Je n’ai plus l’âge d’être sur les routes tout le temps. Il faut savourer sa vie et faire ce qui nous fait du bien. Je profite également de mes 5 enfants et de mes 4 petits-enfants. Il y a une chanson qui est dédiée à ma première petite fille qui n’est jamais sortie, elle date de 11 ans. Elle fera partie également de mon prochain album.

L’harmonica et la guitare sont vos instruments complices. Qu’est-ce qui vous attire dans ces instruments ?

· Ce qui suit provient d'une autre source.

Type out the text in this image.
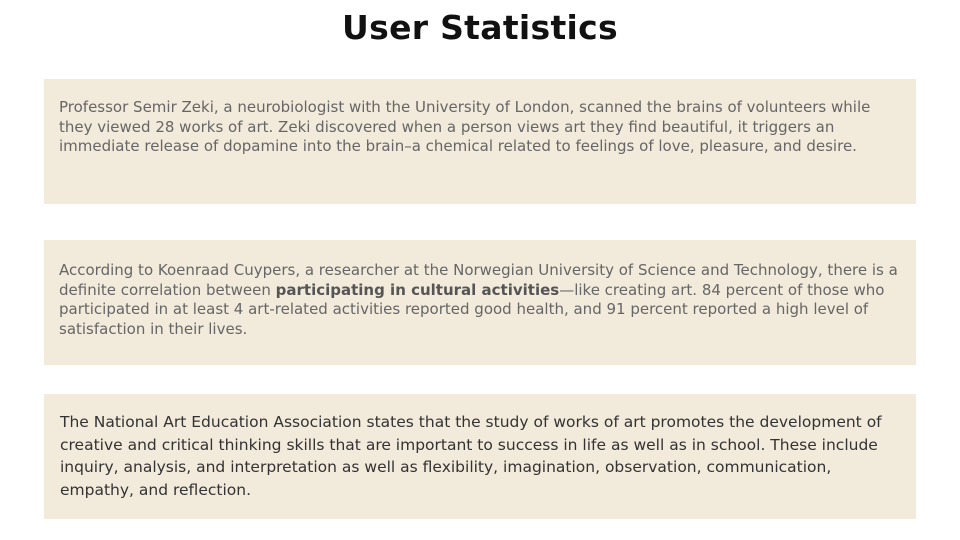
User Statistics

Professor Semir Zeki, a neurobiologist with the University of London, scanned the brains of volunteers while they viewed 28 works of art. Zeki discovered when a person views art they find beautiful, it triggers an immediate release of dopamine into the brain–a chemical related to feelings of love, pleasure, and desire.

According to Koenraad Cuypers, a researcher at the Norwegian University of Science and Technology, there is a definite correlation between participating in cultural activities—like creating art. 84 percent of those who participated in at least 4 art-related activities reported good health, and 91 percent reported a high level of satisfaction in their lives.

The National Art Education Association states that the study of works of art promotes the development of creative and critical thinking skills that are important to success in life as well as in school. These include inquiry, analysis, and interpretation as well as flexibility, imagination, observation, communication, empathy, and reflection.
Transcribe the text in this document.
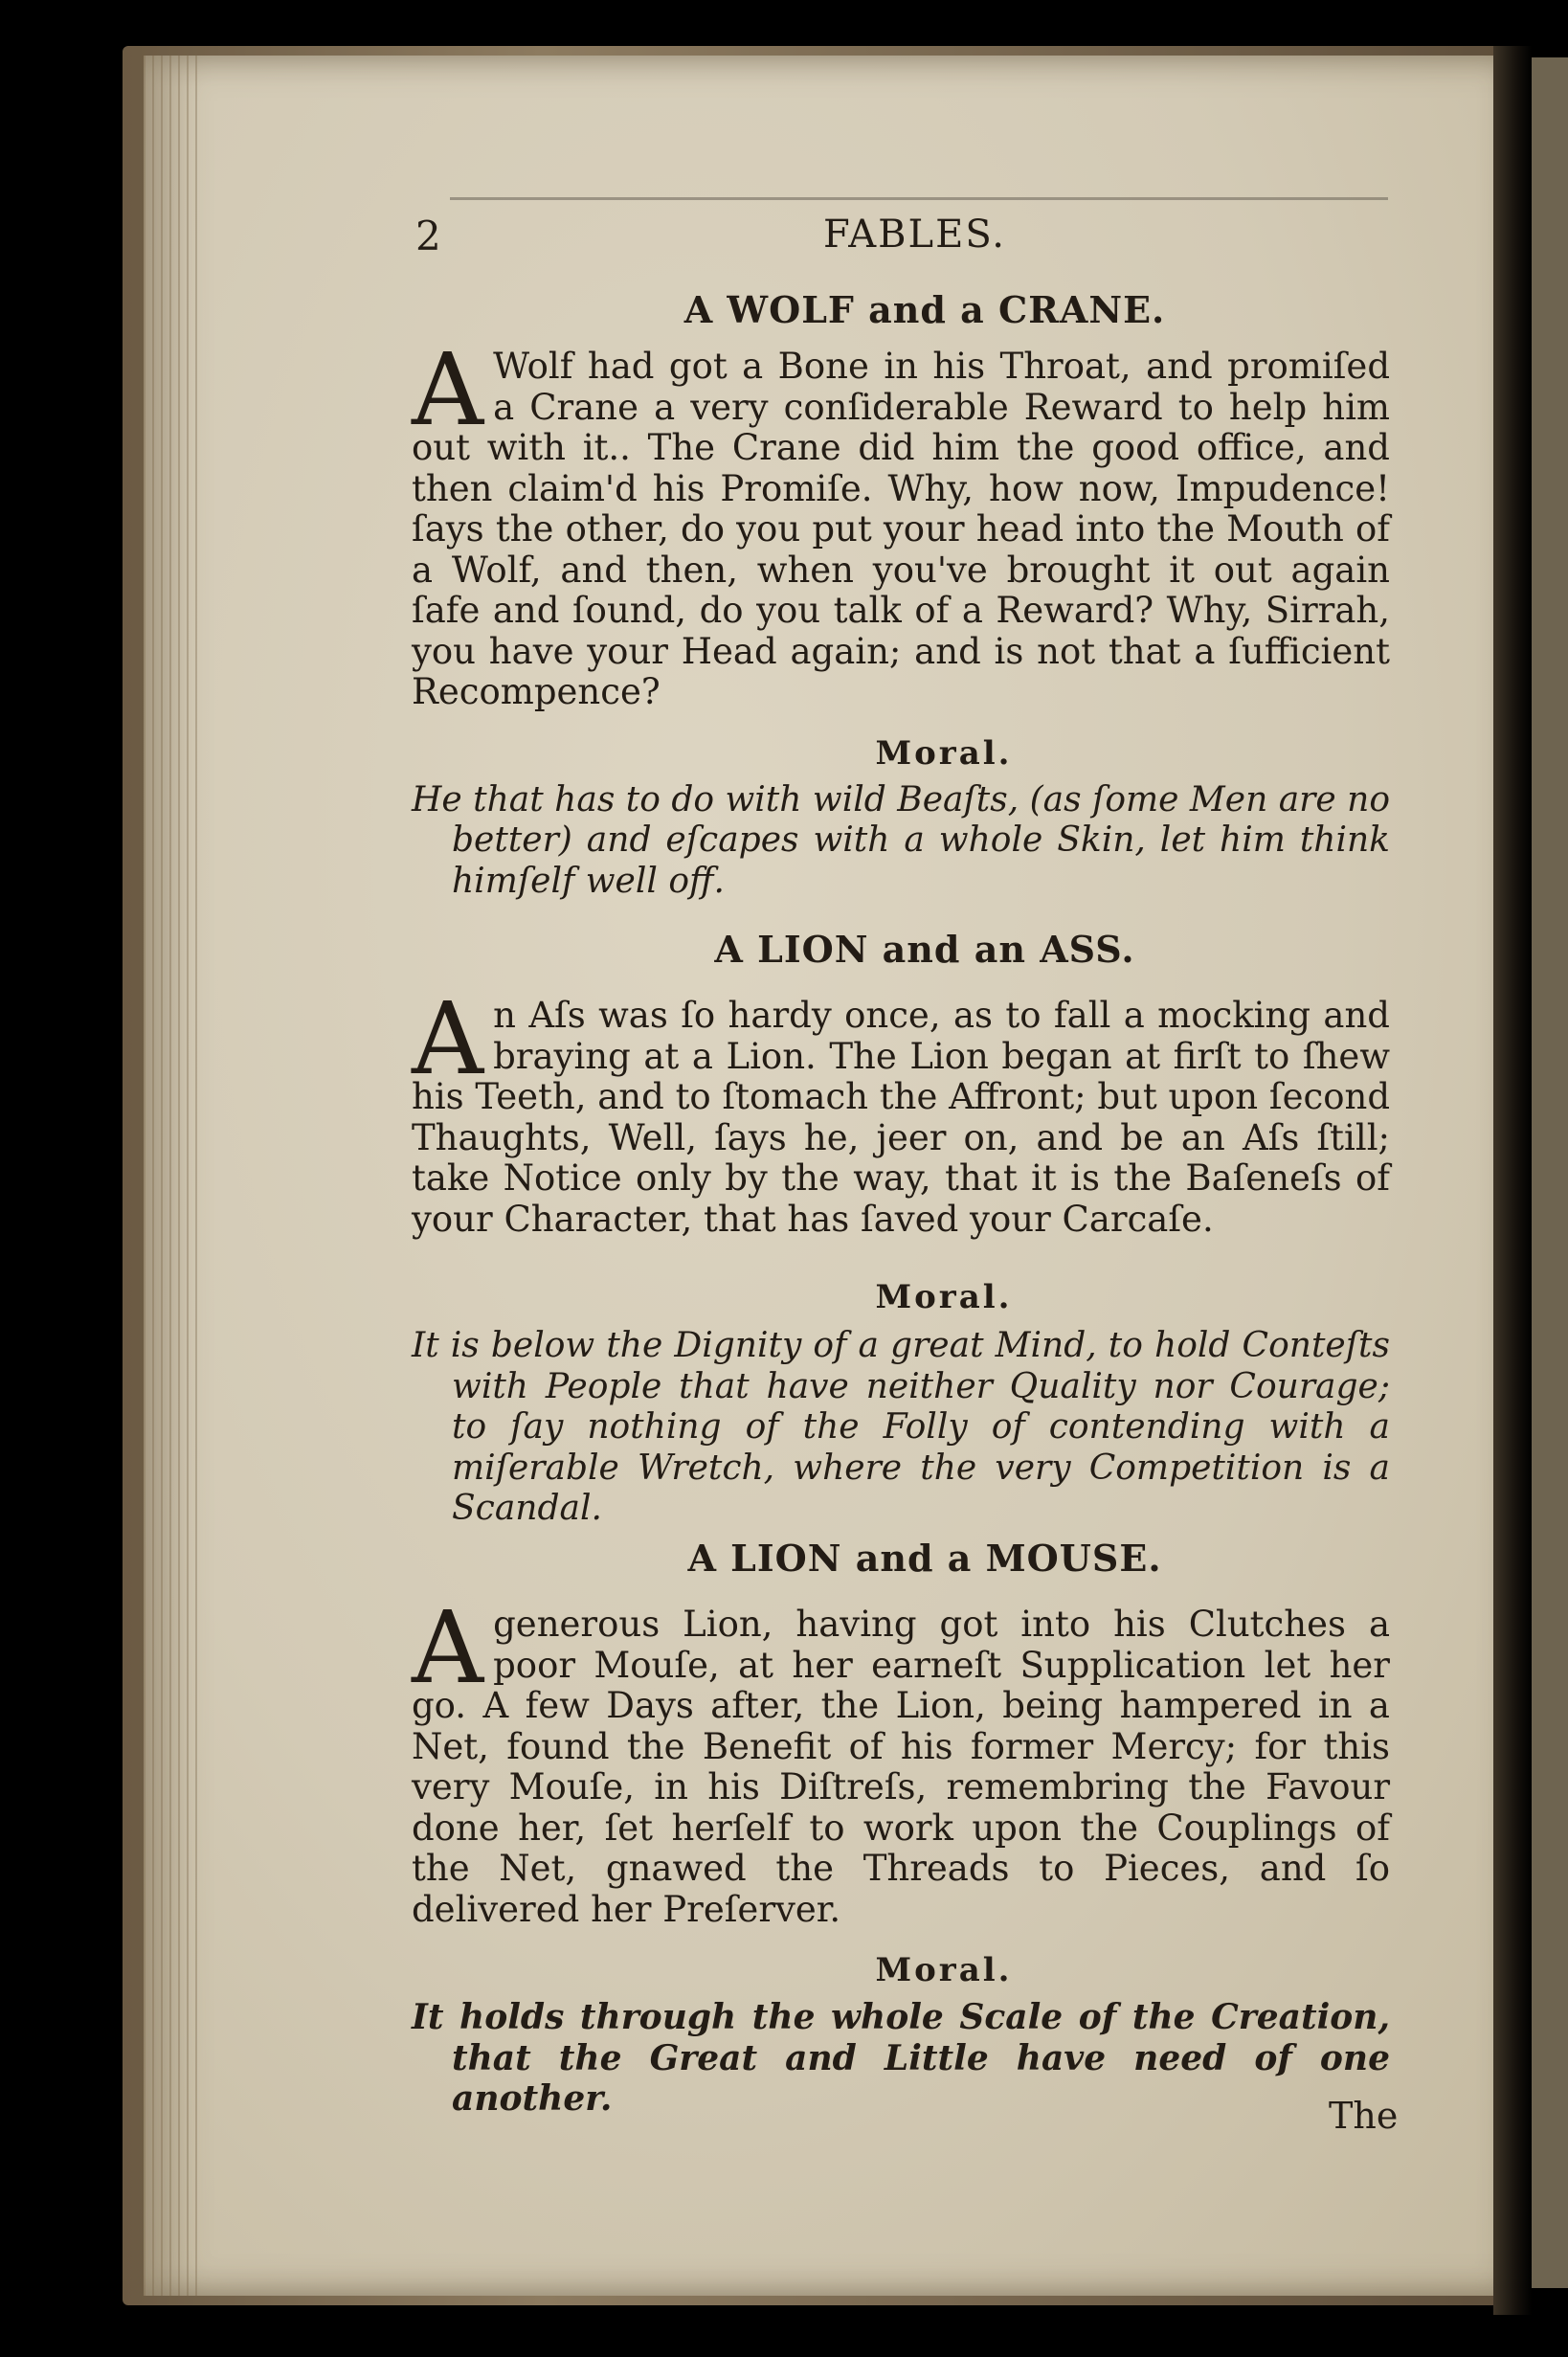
2	FABLES.
A WOLF and a CRANE.

A Wolf had got a Bone in his Throat, and promiſed a Crane a very conſiderable Reward to help him out with it.. The Crane did him the good office, and then claim'd his Promiſe. Why, how now, Impudence! ſays the other, do you put your head into the Mouth of a Wolf, and then, when you've brought it out again ſafe and ſound, do you talk of a Reward? Why, Sirrah, you have your Head again; and is not that a ſufficient Recompence?

Moral.

He that has to do with wild Beaſts, (as ſome Men are no better) and eſcapes with a whole Skin, let him think himſelf well off.

A LION and an ASS.

An Aſs was ſo hardy once, as to fall a mocking and braying at a Lion. The Lion began at firſt to ſhew his Teeth, and to ſtomach the Affront; but upon ſecond Thaughts, Well, ſays he, jeer on, and be an Aſs ſtill; take Notice only by the way, that it is the Baſeneſs of your Character, that has ſaved your Carcaſe.

Moral.

It is below the Dignity of a great Mind, to hold Conteſts with People that have neither Quality nor Courage; to ſay nothing of the Folly of contending with a miſerable Wretch, where the very Competition is a Scandal.

A LION and a MOUSE.

Agenerous Lion, having got into his Clutches a poor Mouſe, at her earneſt Supplication let her go. A few Days after, the Lion, being hampered in a Net, found the Benefit of his former Mercy; for this very Mouſe, in his Diſtreſs, remembring the Favour done her, ſet herſelf to work upon the Couplings of the Net, gnawed the Threads to Pieces, and ſo delivered her Preſerver.

Moral.

It holds through the whole Scale of the Creation, that the Great and Little have need of one another.	The
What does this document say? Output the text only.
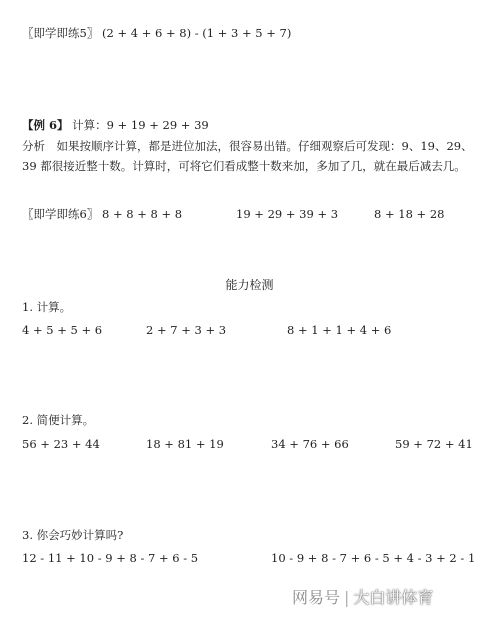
〖即学即练5〗 (2 + 4 + 6 + 8) - (1 + 3 + 5 + 7)
【例 6】 计算：9 + 19 + 29 + 39
分析　如果按顺序计算，都是进位加法，很容易出错。仔细观察后可发现：9、19、29、
39 都很接近整十数。计算时，可将它们看成整十数来加，多加了几，就在最后减去几。
〖即学即练6〗 8 + 8 + 8 + 8	19 + 29 + 39 + 3	8 + 18 + 28
能力检测
1. 计算。
4 + 5 + 5 + 6	2 + 7 + 3 + 3	8 + 1 + 1 + 4 + 6
2. 简便计算。
56 + 23 + 44	18 + 81 + 19	34 + 76 + 66	59 + 72 + 41
3. 你会巧妙计算吗?
12 - 11 + 10 - 9 + 8 - 7 + 6 - 5	10 - 9 + 8 - 7 + 6 - 5 + 4 - 3 + 2 - 1
网易号 | 大白讲体育
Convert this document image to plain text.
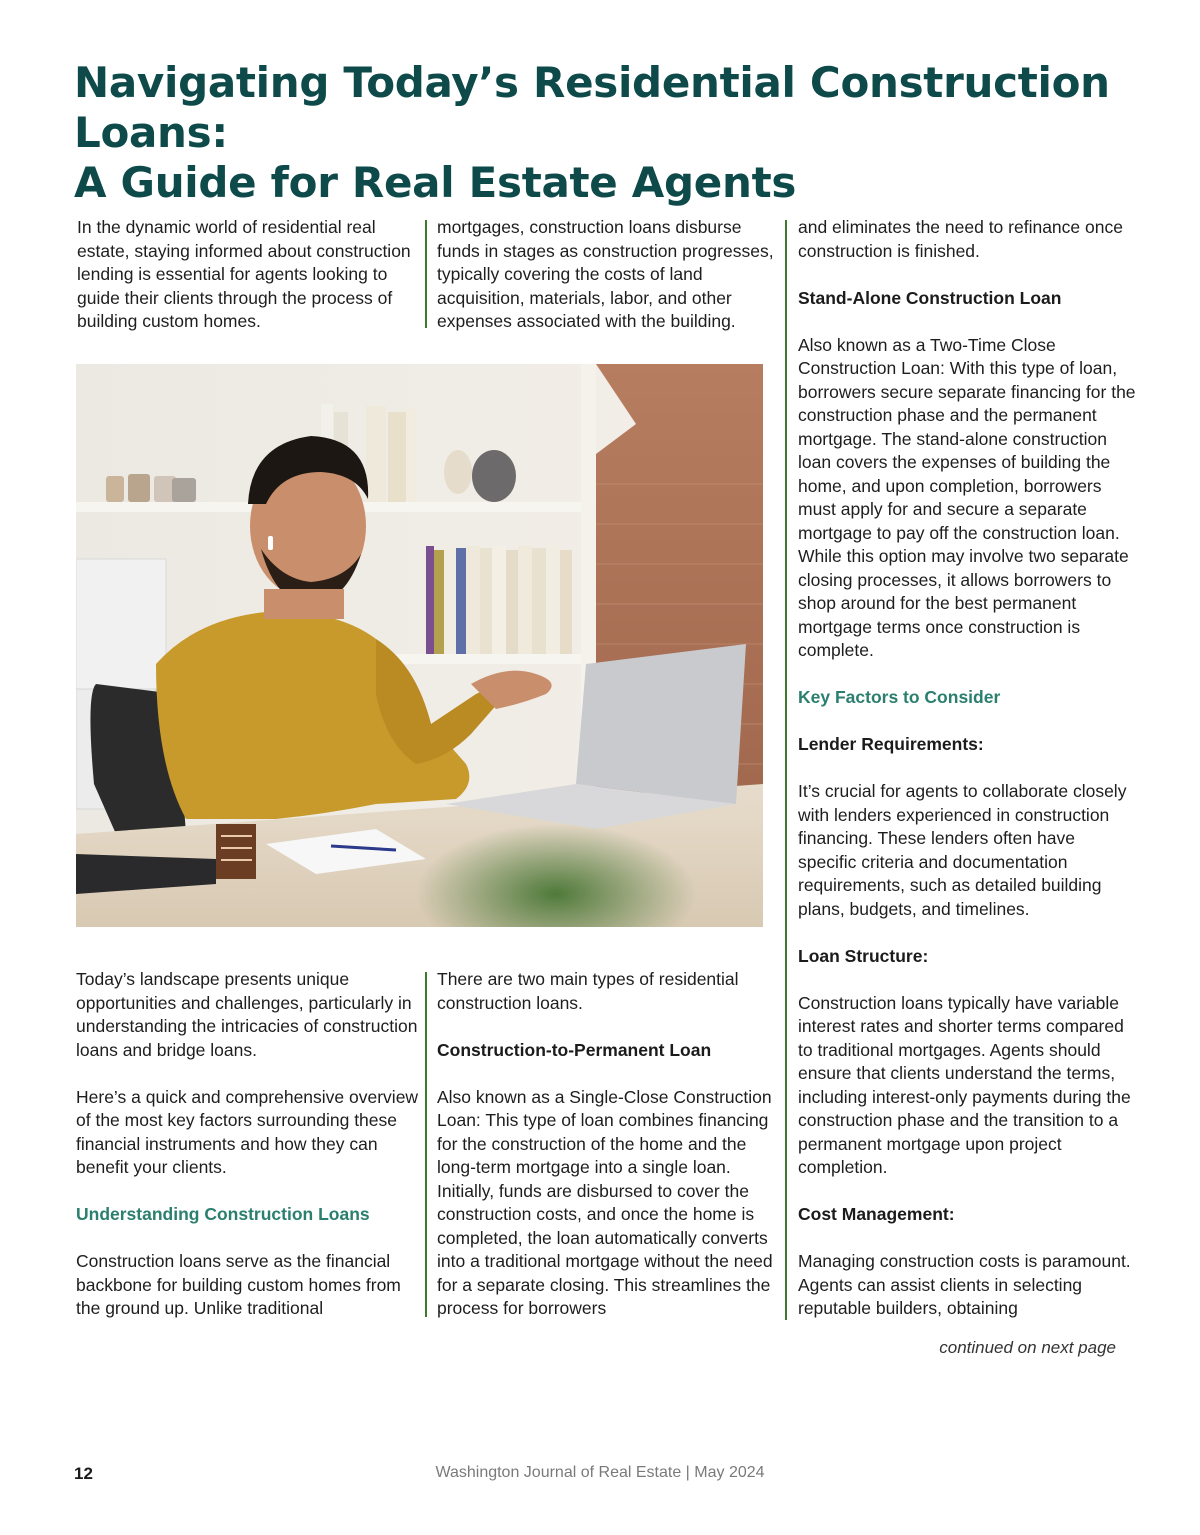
Navigating Today’s Residential Construction Loans:
A Guide for Real Estate Agents

In the dynamic world of residential real estate, staying informed about construction lending is essential for agents looking to guide their clients through the process of building custom homes.

mortgages, construction loans disburse funds in stages as construction progresses, typically covering the costs of land acquisition, materials, labor, and other expenses associated with the building.

Today’s landscape presents unique opportunities and challenges, particularly in understanding the intricacies of construction loans and bridge loans.

Here’s a quick and comprehensive overview of the most key factors surrounding these financial instruments and how they can benefit your clients.

Understanding Construction Loans

Construction loans serve as the financial backbone for building custom homes from the ground up. Unlike traditional

There are two main types of residential construction loans.

Construction-to-Permanent Loan

Also known as a Single-Close Construction Loan: This type of loan combines financing for the construction of the home and the long-term mortgage into a single loan. Initially, funds are disbursed to cover the construction costs, and once the home is completed, the loan automatically converts into a traditional mortgage without the need for a separate closing. This streamlines the process for borrowers

and eliminates the need to refinance once construction is finished.

Stand-Alone Construction Loan

Also known as a Two-Time Close Construction Loan: With this type of loan, borrowers secure separate financing for the construction phase and the permanent mortgage. The stand-alone construction loan covers the expenses of building the home, and upon completion, borrowers must apply for and secure a separate mortgage to pay off the construction loan. While this option may involve two separate closing processes, it allows borrowers to shop around for the best permanent mortgage terms once construction is complete.

Key Factors to Consider

Lender Requirements:

It’s crucial for agents to collaborate closely with lenders experienced in construction financing. These lenders often have specific criteria and documentation requirements, such as detailed building plans, budgets, and timelines.

Loan Structure:

Construction loans typically have variable interest rates and shorter terms compared to traditional mortgages. Agents should ensure that clients understand the terms, including interest-only payments during the construction phase and the transition to a permanent mortgage upon project completion.

Cost Management:

Managing construction costs is paramount. Agents can assist clients in selecting reputable builders, obtaining

continued on next page
Washington Journal of Real Estate | May 2024
12
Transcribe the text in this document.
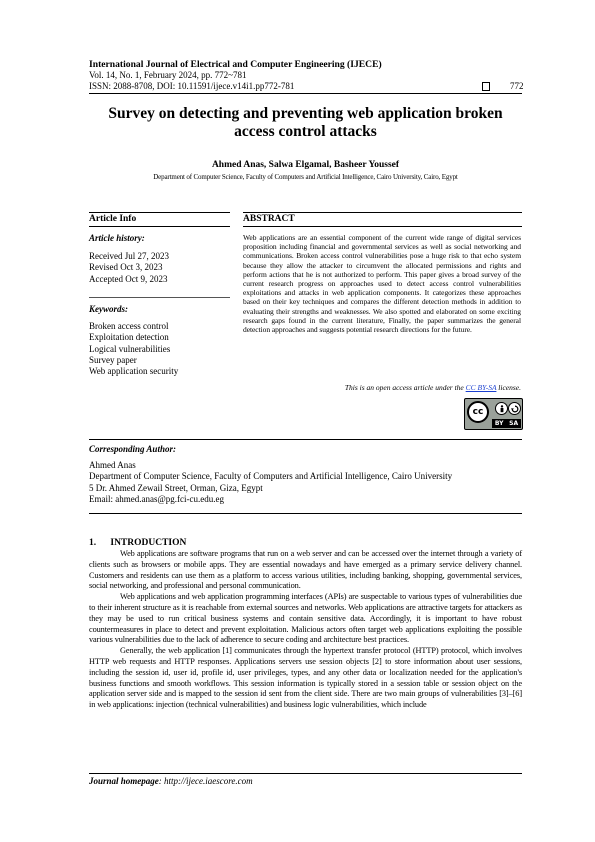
International Journal of Electrical and Computer Engineering (IJECE)
Vol. 14, No. 1, February 2024, pp. 772~781
ISSN: 2088-8708, DOI: 10.11591/ijece.v14i1.pp772-781	772
Survey on detecting and preventing web application broken
access control attacks
Ahmed Anas, Salwa Elgamal, Basheer Youssef
Department of Computer Science, Faculty of Computers and Artificial Intelligence, Cairo University, Cairo, Egypt
Article Info
Article history:
Received Jul 27, 2023
Revised Oct 3, 2023
Accepted Oct 9, 2023
Keywords:
Broken access control
Exploitation detection
Logical vulnerabilities
Survey paper
Web application security
ABSTRACT
Web applications are an essential component of the current wide range of digital services proposition including financial and governmental services as well as social networking and communications. Broken access control vulnerabilities pose a huge risk to that echo system because they allow the attacker to circumvent the allocated permissions and rights and perform actions that he is not authorized to perform. This paper gives a broad survey of the current research progress on approaches used to detect access control vulnerabilities exploitations and attacks in web application components. It categorizes these approaches based on their key techniques and compares the different detection methods in addition to evaluating their strengths and weaknesses. We also spotted and elaborated on some exciting research gaps found in the current literature, Finally, the paper summarizes the general detection approaches and suggests potential research directions for the future.
This is an open access article under the CC BY-SA license.
cc
BY SA
Corresponding Author:
Ahmed Anas
Department of Computer Science, Faculty of Computers and Artificial Intelligence, Cairo University
5 Dr. Ahmed Zewail Street, Orman, Giza, Egypt
Email: ahmed.anas@pg.fci-cu.edu.eg
1.      INTRODUCTION

Web applications are software programs that run on a web server and can be accessed over the internet through a variety of clients such as browsers or mobile apps. They are essential nowadays and have emerged as a primary service delivery channel. Customers and residents can use them as a platform to access various utilities, including banking, shopping, governmental services, social networking, and professional and personal communication.

Web applications and web application programming interfaces (APIs) are suspectable to various types of vulnerabilities due to their inherent structure as it is reachable from external sources and networks. Web applications are attractive targets for attackers as they may be used to run critical business systems and contain sensitive data. Accordingly, it is important to have robust countermeasures in place to detect and prevent exploitation. Malicious actors often target web applications exploiting the possible various vulnerabilities due to the lack of adherence to secure coding and architecture best practices.

Generally, the web application [1] communicates through the hypertext transfer protocol (HTTP) protocol, which involves HTTP web requests and HTTP responses. Applications servers use session objects [2] to store information about user sessions, including the session id, user id, profile id, user privileges, types, and any other data or localization needed for the application's business functions and smooth workflows. This session information is typically stored in a session table or session object on the application server side and is mapped to the session id sent from the client side. There are two main groups of vulnerabilities [3]–[6] in web applications: injection (technical vulnerabilities) and business logic vulnerabilities, which include

Journal homepage: http://ijece.iaescore.com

Au départ l’harmonica était un jouet, qu’on achetait dans la rue au Sénégal. Quand mon père me demandait ce que je voulais comme cadeau, je lui répondais toujours un harmonica, car ça ne coûtait pas cher et je savais que c’était accessible. Je n’étais pas programmé pour faire de la musique. Ma mère, « paix à son âme », me disait : « Si ton père avait encore été vivant, tu n’aurais jamais fait de la musique, car il pensait que ce n’était pas un vrai métier. » Concernant ma première guitare, je l’ai fabriquée avec un bout de bois et un fil de pêche, et ensuite j’y ai rajouté du contre-plaqué. Je pense que j’étais prédestiné à cet art. J’ai eu ensuite l’idée d’accrocher l’harmonica et jouer en même temps. Quand on me parlait de Bob Dylan l’Africain, je ne savais pas qui c’était, il paraît que lui s’était surnommé « Le Ismael Lô américain ».

Quelle est la musique que vous aimez et quelles sont vos inspirations ?

Je suis dans mon univers, et je ne puise pas ailleurs même si j’écoute beaucoup de musiques du monde. La musique Gnaoua me donne envie de créer, de composer. Pour les autres, je préfère ne pas citer de noms.

Vous aimez bien autant les grandes scènes que les petites scènes. Qu’importe le flacon pourvu qu’on ait l’ivresse… ?

Il est vrai que j’aime les deux, mais j’ai tout de même une préférence pour les petites scènes, c’est plus intimiste. C’est un pèlerinage où il y a beaucoup moins de personnes, et c’est plus acoustique. C’est un plaisir de se retrouver également au festival d’Essaouira, car il se déroule en plein air et l’on y fait des rencontres intéressantes.

Vous avez toujours été attiré par la musique mandingue, alors que votre frère écoutait la musique afro-américaine de cette époque ?

C’était la période du Rythm & Blues : Otis reading, James Brown, Aretha Franklin aux États-Unis, et Johnny Hallyday, Charles Aznavour en France. J’étais perdu dans ces univers, mais en même temps cela a déclenché quelque chose en moi. La musique noire américaine est issue de l’Afrique qui est aussi le berceau de l’humanité. On revient toujours à ses origines. J’aimais découvrir d’autres sons, d’autres vibrations, mais on revient toujours au point de départ, aux sources. En Jamaïque, la musique est dans le sang, au Sénégal aussi.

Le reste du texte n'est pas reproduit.